Wednesday, February 22, 2012

Attacking Iran -- moral implications

My first note presented some controversies but didn’t take sides in order to imagine a time when all has been resolved, much as Fukuyama says that one day it will be.

Perhaps it would be helpful to consider both why we ought to attack Iran and why we should not. Matthew Kroenig argues (all the while considering the alternatives) that we should. Kroenig’s article, “Time to Attack Iran, Why a Strike is the least bad option” appears in the January/February 2012 issue of Foreign Affairs. Matthew Kroenig is “Stanton Nuclear Security Fellow at the Council on Foreign Relations and author of Exporting the Bomb: Technology Transfer and the Spread of Nuclear Weapons. From July 2010 to July 2011, he was Special Adviser in the Office of the U.S. Secretary of Defense, responsible for defense strategy and policy on Iran.”

While you can’t read Kroenig’s article online, you can read opposing responses to it on the Foreign Affairs web site, e.g.,

The controversy bears a resemblance to war vs. antiwar arguments prior to World War Two. Certain French Generals can in retrospect be seen to have gotten it right. France should have poured more money into defense. French leaders were arguing that France couldn’t afford to, just as there are those today arguing that we can’t afford to do anything about Iran. But in retrospect, if we go a short way up the mountain, we can look back at the cost to France and say without fear of disagreement, that the cost would have been far less to France if they had beefed up their military and dealt with Hitler in the early days of his violations of Germany’s post-WWI agreements. But France dithered as Hitler became stronger and stronger.

We in the U.S. are going to do one thing or the other. We are going to attack Iran or we are not, and we cannot know in advance which option will be the least expensive. Yes, we can say with the pre-WWII French leaders, the cost of arms is expensive, but will we after our opponent (in this case Iran) does whatever it is going to do, decide that we have made the right decision, and are taking all possible expenses into consideration? In France’s case it is clear that they did not make the right decision. If we do nothing will we have to say the same thing later on? Or will a new, mini-cold war, seem preferable and indeed have its benefits?
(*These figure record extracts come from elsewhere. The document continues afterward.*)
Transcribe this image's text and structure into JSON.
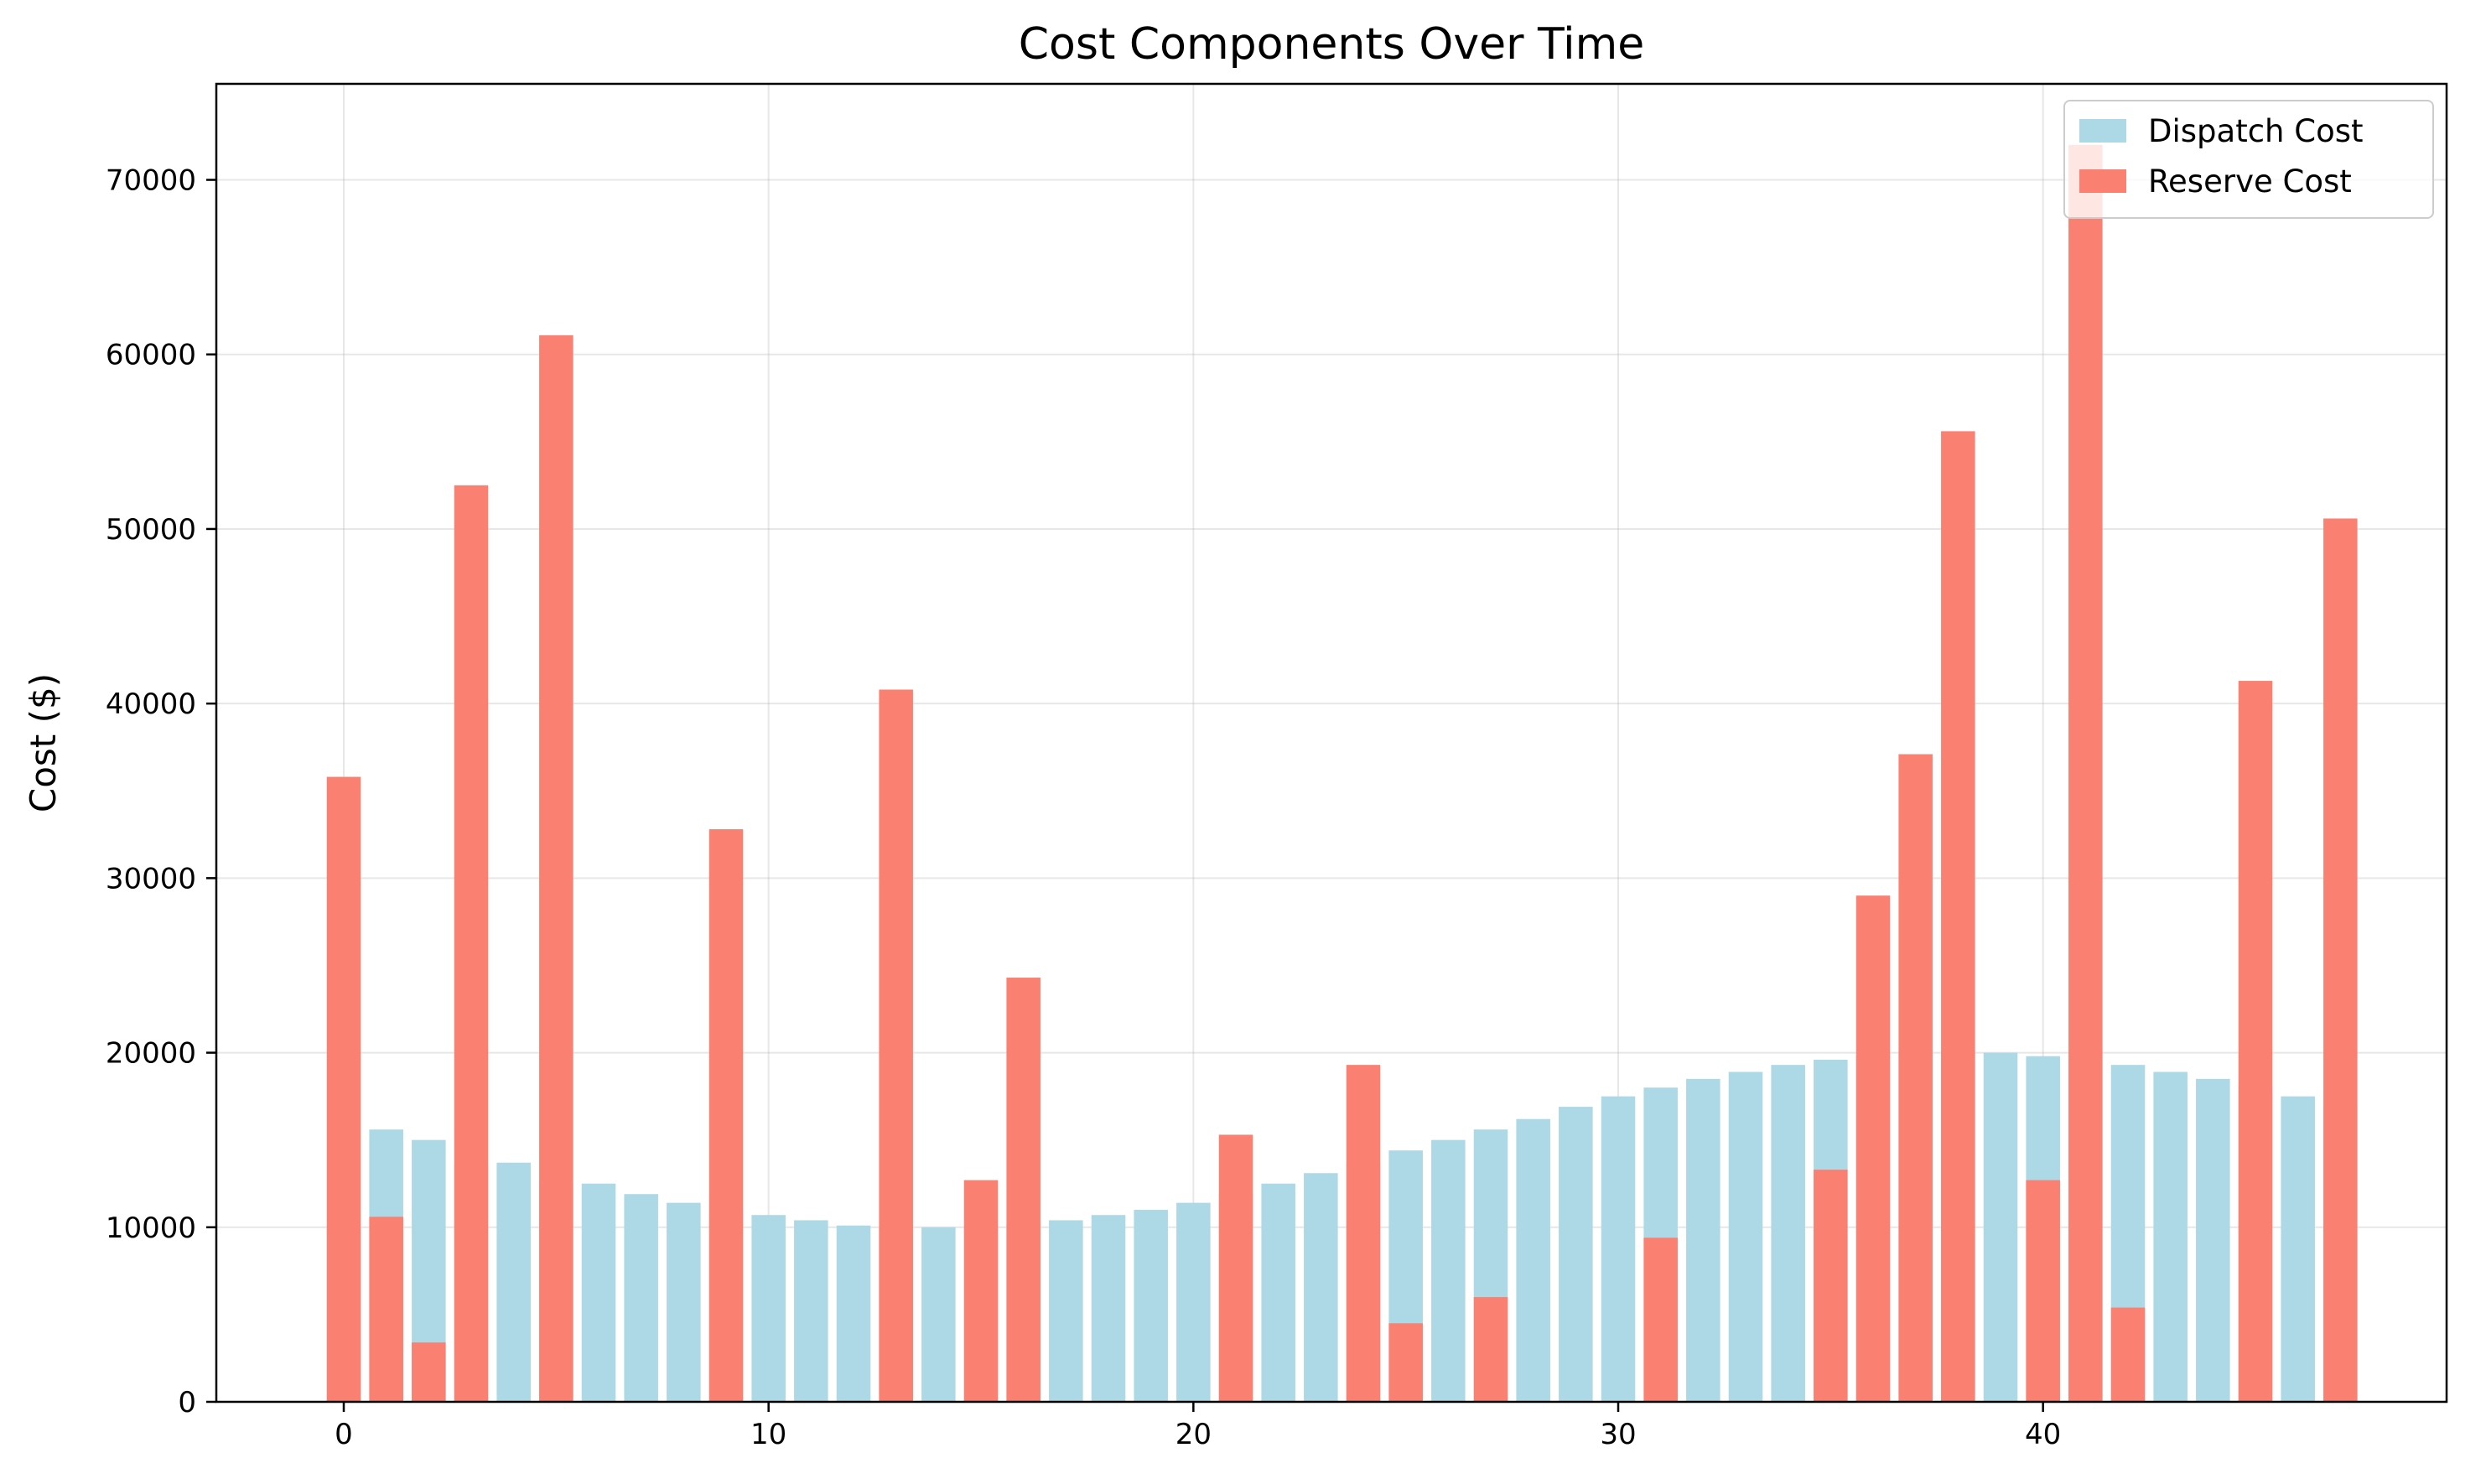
{
  "chart_data": {
    "type": "bar",
    "title": "Cost Components Over Time",
    "xlabel": "",
    "ylabel": "Cost ($)",
    "xlim": [
      -3,
      49.5
    ],
    "ylim": [
      0,
      75500
    ],
    "x_ticks": [
      0,
      10,
      20,
      30,
      40
    ],
    "y_ticks": [
      0,
      10000,
      20000,
      30000,
      40000,
      50000,
      60000,
      70000
    ],
    "grid": true,
    "legend_position": "top-right",
    "x": [
      0,
      1,
      2,
      3,
      4,
      5,
      6,
      7,
      8,
      9,
      10,
      11,
      12,
      13,
      14,
      15,
      16,
      17,
      18,
      19,
      20,
      21,
      22,
      23,
      24,
      25,
      26,
      27,
      28,
      29,
      30,
      31,
      32,
      33,
      34,
      35,
      36,
      37,
      38,
      39,
      40,
      41,
      42,
      43,
      44,
      45,
      46,
      47
    ],
    "series": [
      {
        "name": "Dispatch Cost",
        "color": "#add8e6",
        "values": [
          10000,
          15600,
          15000,
          13600,
          13700,
          12600,
          12500,
          11900,
          11400,
          10800,
          10700,
          10400,
          10100,
          10000,
          10000,
          10100,
          10200,
          10400,
          10700,
          11000,
          11400,
          11900,
          12500,
          13100,
          13700,
          14400,
          15000,
          15600,
          16200,
          16900,
          17500,
          18000,
          18500,
          18900,
          19300,
          19600,
          19800,
          20000,
          20100,
          20000,
          19800,
          19600,
          19300,
          18900,
          18500,
          18000,
          17500,
          17000
        ]
      },
      {
        "name": "Reserve Cost",
        "color": "#fa8072",
        "values": [
          35800,
          10600,
          3400,
          52500,
          0,
          61100,
          0,
          0,
          0,
          32800,
          0,
          0,
          0,
          40800,
          0,
          12700,
          24300,
          0,
          0,
          0,
          0,
          15300,
          0,
          0,
          19300,
          4500,
          0,
          6000,
          0,
          0,
          0,
          9400,
          0,
          0,
          0,
          13300,
          29000,
          37100,
          55600,
          0,
          12700,
          72000,
          5400,
          0,
          0,
          41300,
          0,
          50600
        ]
      }
    ]
  }
}
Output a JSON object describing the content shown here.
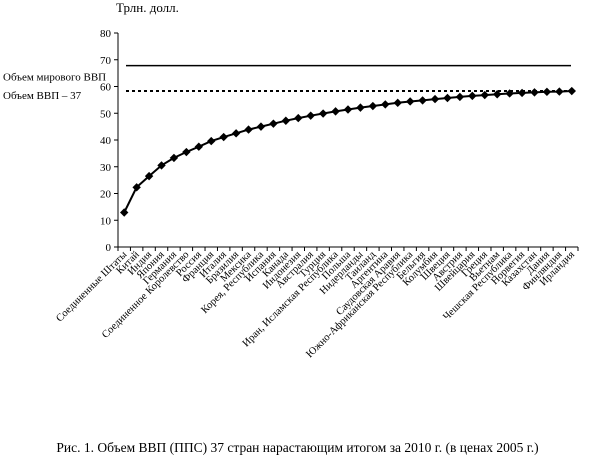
{
  "caption": "Рис. 1. Объем ВВП (ППС) 37 стран нарастающим итогом за 2010 г. (в ценах 2005 г.)",
  "chart_data": {
    "type": "line",
    "ylabel": "Трлн. долл.",
    "ylim": [
      0,
      80
    ],
    "yticks": [
      0,
      10,
      20,
      30,
      40,
      50,
      60,
      70,
      80
    ],
    "grid": false,
    "categories": [
      "Соединенные Штаты",
      "Китай",
      "Индия",
      "Япония",
      "Германия",
      "Соединенное Королевство",
      "Россия",
      "Франция",
      "Италия",
      "Бразилия",
      "Мексика",
      "Корея, Республика",
      "Испания",
      "Канада",
      "Индонезия",
      "Австралия",
      "Турция",
      "Иран, Исламская Республика",
      "Польша",
      "Нидерланды",
      "Таиланд",
      "Аргентина",
      "Саудовская Аравия",
      "Южно-Африканская Республика",
      "Бельгия",
      "Колумбия",
      "Швеция",
      "Австрия",
      "Швейцария",
      "Греция",
      "Вьетнам",
      "Чешская Республика",
      "Норвегия",
      "Казахстан",
      "Дания",
      "Финляндия",
      "Ирландия"
    ],
    "series": [
      {
        "values": [
          12.9,
          22.3,
          26.5,
          30.5,
          33.3,
          35.5,
          37.5,
          39.6,
          41.1,
          42.5,
          43.9,
          45.0,
          46.1,
          47.2,
          48.2,
          49.1,
          49.9,
          50.7,
          51.4,
          52.1,
          52.7,
          53.3,
          53.9,
          54.4,
          54.8,
          55.3,
          55.7,
          56.1,
          56.5,
          56.8,
          57.1,
          57.4,
          57.6,
          57.8,
          58.0,
          58.1,
          58.3
        ]
      }
    ],
    "reference_lines": [
      {
        "label": "Объем мирового ВВП",
        "value": 67.8,
        "style": "solid"
      },
      {
        "label": "Объем ВВП – 37",
        "value": 58.3,
        "style": "dotted"
      }
    ]
  }
}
If we do nothing, as Kroenig argues, and Iran develops nuclear weapons, Saudi Arabia is sure to want them as well. We are going to have to step up and either dole them out to Saudi Arabia and our other Middle-Eastern allies, or promise we will guard such states with permanently deployed ship-board and airborne nuclear weapons. It might in the long run cost far more to keep a fleet permanently in the region than it would be to knock out all or most of Iran’s nuclear capability in a single strike.

Do we have moral arguments for a preemptive strike against Iran? Iranian leaders have threatened Israel and Britain. Are these and similar threats sufficient to warrant a preemptive strike from a moral standpoint? A case can certainly be made. Iran engages in human-rights violations. Such violations are intrinsic to Islamic Fundamentalism. Iran is guilty of intolerance against non-Islamic religions and has vowed to destroy both Christianity and Judaism, especially the latter. Hitler voiced similar threats in his Mein Kampf, but they were discounted as meaningless bluster until he actually carried them out. Are we justified (or more importantly is Israel justified) in discounting the words of Ahmadinejad?

There will be many in the military who realize that more money will be pumped into weaponry and maintenance if we do not strike Iran preemptively and Iran is allowed to acquire nuclear weapons. A preemptive strike would use a minimum amount of weaponry during a limited time. But if we do not strike Iran preemptively and have instead to guard the region indefinitely with our war ships and planes, the Navy and Air Force will be assured of ongoing congressional support for new weaponry and military forces indefinitely.

In our Liberal Democracy there are many agendas besides the moral one that we might consider. And one can by no means assume that the current democratic president will be less likely to conduct a preemptive strike against Iran the Republican he defeated. One can imagine Obama’s advisors weighing the options and telling him that the voting public isn’t going to want to unseat him if he is in the midst of a military action – a strike against Iran at the right time might be the surest path to reelection.